Generally, criminal charges can only be removed from the circuit clerk's records as the result of a court order of expungement.
McCallum, the former village mayor, was sentenced in August to 43 months in federal prison for attempting to distribute crack cocaine, stealing $1,000 from the village, and arranging for cigarettes to be smuggled into the county jail for his son who was charged with committing a double murder, and attempting to smuggle marijuana into the jail as well. Jail officials went along with the smuggling of the cigarettes as part of a sting operation.
McCallum is currently at the Federal Medical Center in Devens, Mass., which holds low security prisoners who have medical issues. He is set to go on supervised release on Jan. 2, 2016.
In April, former Alorton Police Chief Michael Baxton was sentenced to federal prison for a year in return for his guilty plea of stealing Xbox video games from a car trunk that was supposed to be used as evidence in another case.
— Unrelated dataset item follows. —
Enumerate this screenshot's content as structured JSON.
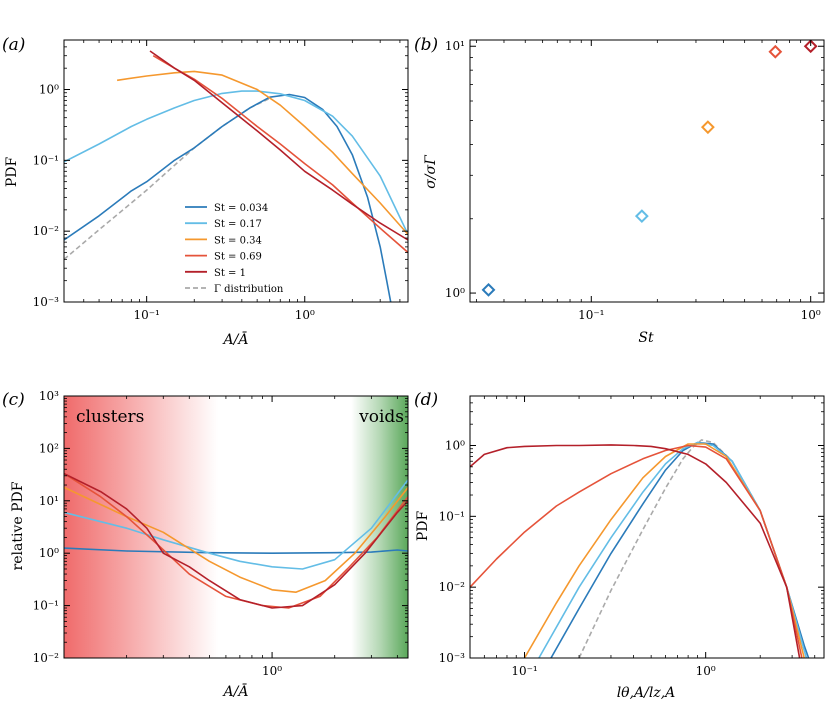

Baxton, a former East St. Louis police chief, is at the minimum security federal lock up in Yankton, S.D. He is set to be transferred to supervised released on June 3 of this year.
In February 2011, former Alorton Police Chief Robert Cummings resigned after he pleaded guilty to filing fraudulent federal income tax returns. He received four years of probation and was ordered to pay $24,925 in back taxes.